- Born: Christopher M.L. Bouton Chicago, Illinois
- Occupations: Technologist, entrepreneur
- Known for: Building Big Data software company Entagen, which was acquired by Thomson Reuters in October, 2013.

= Christopher Bouton =

Biologist, technologist, entrepreneur

Christopher Bouton is the founder and CEO of Entagen, a software company in the Boston, Massachusetts area, which develops Big Data integration and analytics solutions. Entagen's technologies were named "Innovative Technology of the Year in Big Data" in 2012 by the Massachusetts Technology Leadership Council and Entagen was named a Gartner "Cool Vendor" in the Life Sciences in 2013.

Entagen was acquired by Thomson Reuters in October, 2013 for an undisclosed amount.

==Early life and education==
Bouton's mother, Barbara Bouton, worked as an investment banker at Goldman Sachs and his father, Marshall Bouton, is a political scientist who most recently ran the Chicago Council on Global Affairs. Bouton was born in 1973 in Chicago, Illinois. His family moved from Chicago to Brooklyn, New York, New Delhi, India, Washington, DC and then back to Brooklyn.

Bouton attended Saint Ann's School (Brooklyn) for high school. While at Saint Ann's he was awarded sixth place in the Westinghouse Science Talent Search in 1992 for research that he performed at the Jackson Laboratory. He then attended Amherst College for his undergraduate education and Johns Hopkins University for his Ph.D.

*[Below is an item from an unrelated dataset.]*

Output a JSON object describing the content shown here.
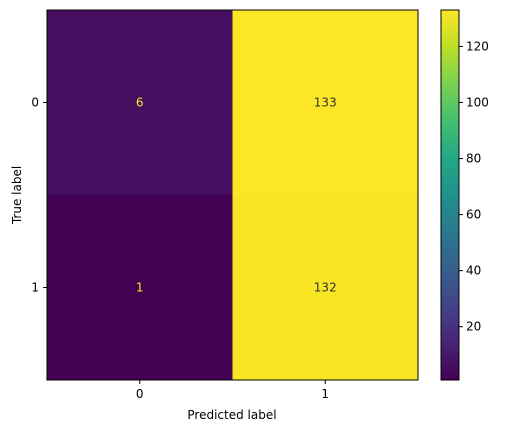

While at Johns Hopkins, Bouton worked in the laboratory of Jonathan Pevsner who appeared as a Leonardo da Vinci expert and researcher on the show Doing DaVinci. While in Pevsner's lab, Bouton developed and released the "Database Referencing of Array Genes ONline" (DRAGON) database and DRAGON View analytics systems in 2002, which remains in wide use currently. During his doctoral research, Bouton also demonstrated that Synaptotagmin I, an important member of the molecular machinery which governs neurotransmitter release at the synaptic terminal, is a molecular target of lead which may in part contribute to the effects of lead poisoning. Bouton also published on the effects of lead on gene expression and the involvement of presenilins in Alzheimer's Disease.

==Career==
Following graduation from Johns Hopkins University, Neuroscience Graduate Program, Bouton worked at LION Bioscience Research, Inc. (a subsidiary of LION bioscience AG)) and Aveo Pharmaceuticals (formerly GenPath Pharmaceuticals).

Bouton was recruited in 2004 to the position of Head of Integrative Data Mining at the Pfizer Research Technology Center in Boston, Massachusetts. While at Pfizer, Bouton is credited with having developed the Pfizerpedia, an organizational knowledge base.

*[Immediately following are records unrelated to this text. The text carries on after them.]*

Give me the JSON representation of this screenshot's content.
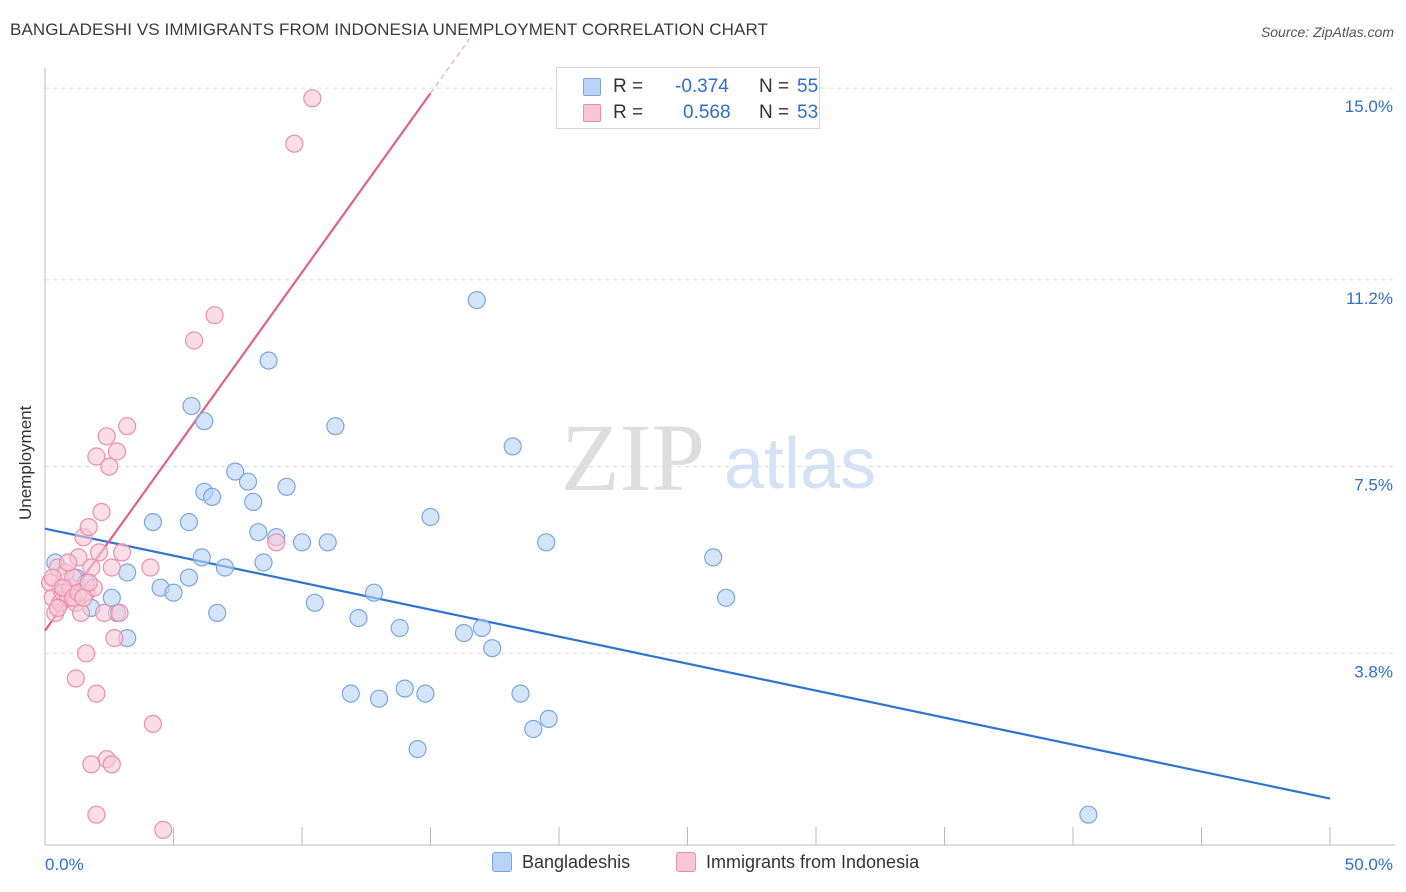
{
  "title": "BANGLADESHI VS IMMIGRANTS FROM INDONESIA UNEMPLOYMENT CORRELATION CHART",
  "source": "Source: ZipAtlas.com",
  "watermark": {
    "zip": "ZIP",
    "atlas": "atlas"
  },
  "legend": {
    "r_label": "R =",
    "n_label": "N =",
    "series": [
      {
        "name": "Bangladeshis",
        "r": "-0.374",
        "n": "55",
        "fill": "#b8d3f5",
        "stroke": "#7aa6e0"
      },
      {
        "name": "Immigrants from Indonesia",
        "r": "0.568",
        "n": "53",
        "fill": "#f9c6d6",
        "stroke": "#ea8fac"
      }
    ]
  },
  "chart_data": {
    "type": "scatter",
    "title": "BANGLADESHI VS IMMIGRANTS FROM INDONESIA UNEMPLOYMENT CORRELATION CHART",
    "xlabel": "",
    "ylabel": "Unemployment",
    "x_tick_labels": [
      "0.0%",
      "50.0%"
    ],
    "y_tick_labels": [
      "3.8%",
      "7.5%",
      "11.2%",
      "15.0%"
    ],
    "y_ticks": [
      3.8,
      7.5,
      11.2,
      15.0
    ],
    "xlim": [
      0,
      50
    ],
    "ylim": [
      0,
      15.4
    ],
    "grid": true,
    "legend_position": "top-center",
    "colors": {
      "bangladeshis": "#2f74d0",
      "indonesia": "#e0608a",
      "tick_label": "#2f6fc9"
    },
    "series": [
      {
        "name": "Bangladeshis",
        "points": [
          [
            0.4,
            5.6
          ],
          [
            0.6,
            5.1
          ],
          [
            0.9,
            5.0
          ],
          [
            1.2,
            5.3
          ],
          [
            1.6,
            5.2
          ],
          [
            1.8,
            4.7
          ],
          [
            2.8,
            4.6
          ],
          [
            3.2,
            4.1
          ],
          [
            2.6,
            4.9
          ],
          [
            3.2,
            5.4
          ],
          [
            4.2,
            6.4
          ],
          [
            4.5,
            5.1
          ],
          [
            5.0,
            5.0
          ],
          [
            5.6,
            5.3
          ],
          [
            6.1,
            5.7
          ],
          [
            6.2,
            7.0
          ],
          [
            5.6,
            6.4
          ],
          [
            5.7,
            8.7
          ],
          [
            6.2,
            8.4
          ],
          [
            6.5,
            6.9
          ],
          [
            6.7,
            4.6
          ],
          [
            7.0,
            5.5
          ],
          [
            7.4,
            7.4
          ],
          [
            7.9,
            7.2
          ],
          [
            8.1,
            6.8
          ],
          [
            8.3,
            6.2
          ],
          [
            8.5,
            5.6
          ],
          [
            8.7,
            9.6
          ],
          [
            9.0,
            6.1
          ],
          [
            9.4,
            7.1
          ],
          [
            10.0,
            6.0
          ],
          [
            10.5,
            4.8
          ],
          [
            11.0,
            6.0
          ],
          [
            11.3,
            8.3
          ],
          [
            12.2,
            4.5
          ],
          [
            11.9,
            3.0
          ],
          [
            12.8,
            5.0
          ],
          [
            13.0,
            2.9
          ],
          [
            13.8,
            4.3
          ],
          [
            14.0,
            3.1
          ],
          [
            14.5,
            1.9
          ],
          [
            14.8,
            3.0
          ],
          [
            15.0,
            6.5
          ],
          [
            16.3,
            4.2
          ],
          [
            16.8,
            10.8
          ],
          [
            17.0,
            4.3
          ],
          [
            17.4,
            3.9
          ],
          [
            18.2,
            7.9
          ],
          [
            18.5,
            3.0
          ],
          [
            19.0,
            2.3
          ],
          [
            19.5,
            6.0
          ],
          [
            19.6,
            2.5
          ],
          [
            26.0,
            5.7
          ],
          [
            26.5,
            4.9
          ],
          [
            40.6,
            0.6
          ]
        ]
      },
      {
        "name": "Immigrants from Indonesia",
        "points": [
          [
            0.2,
            5.2
          ],
          [
            0.3,
            4.9
          ],
          [
            0.4,
            4.6
          ],
          [
            0.5,
            5.5
          ],
          [
            0.6,
            4.8
          ],
          [
            0.7,
            5.0
          ],
          [
            0.8,
            5.4
          ],
          [
            0.9,
            4.9
          ],
          [
            1.0,
            5.1
          ],
          [
            1.1,
            5.3
          ],
          [
            1.2,
            4.8
          ],
          [
            1.3,
            5.7
          ],
          [
            1.4,
            4.6
          ],
          [
            1.5,
            6.1
          ],
          [
            1.6,
            5.0
          ],
          [
            1.7,
            6.3
          ],
          [
            1.8,
            5.5
          ],
          [
            1.9,
            5.1
          ],
          [
            2.0,
            7.7
          ],
          [
            2.1,
            5.8
          ],
          [
            2.2,
            6.6
          ],
          [
            2.3,
            4.6
          ],
          [
            2.4,
            8.1
          ],
          [
            2.5,
            7.5
          ],
          [
            2.6,
            5.5
          ],
          [
            2.7,
            4.1
          ],
          [
            2.8,
            7.8
          ],
          [
            2.9,
            4.6
          ],
          [
            3.0,
            5.8
          ],
          [
            3.2,
            8.3
          ],
          [
            1.2,
            3.3
          ],
          [
            1.6,
            3.8
          ],
          [
            2.0,
            3.0
          ],
          [
            2.4,
            1.7
          ],
          [
            1.8,
            1.6
          ],
          [
            2.6,
            1.6
          ],
          [
            2.0,
            0.6
          ],
          [
            4.2,
            2.4
          ],
          [
            4.6,
            0.3
          ],
          [
            5.8,
            10.0
          ],
          [
            6.6,
            10.5
          ],
          [
            9.0,
            6.0
          ],
          [
            9.7,
            13.9
          ],
          [
            10.4,
            14.8
          ],
          [
            0.3,
            5.3
          ],
          [
            0.5,
            4.7
          ],
          [
            0.7,
            5.1
          ],
          [
            0.9,
            5.6
          ],
          [
            1.1,
            4.9
          ],
          [
            1.3,
            5.0
          ],
          [
            1.5,
            4.9
          ],
          [
            1.7,
            5.2
          ],
          [
            4.1,
            5.5
          ]
        ]
      }
    ],
    "trendlines": [
      {
        "name": "Bangladeshis",
        "x": [
          0,
          50
        ],
        "y": [
          6.27,
          0.92
        ]
      },
      {
        "name": "Immigrants from Indonesia",
        "x": [
          0,
          15
        ],
        "y": [
          4.25,
          14.9
        ]
      }
    ]
  }
}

In 2008, Bouton founded Entagen. Entagen developed a range of technologies that combined Linked Data and Big Data approaches including Extera and TripleMap. Entagen also participated in the hack/reduce community in the Cambridge, MA area from 2011 - 2014. Entagen's technologies were named "Innovative Technology of the Year in Big Data" in 2012 by the Massachusetts Technology Leadership Council and Entagen was named a Gartner "Cool Vendor" in the Life Sciences in 2013.

Bouton has published a number of papers about Big Data and data integration approaches.

==Personal life==
Bouton was born in Chicago and has lived in New York, New Delhi, and Washington, DC. He currently lives in Newburyport, Massachusetts.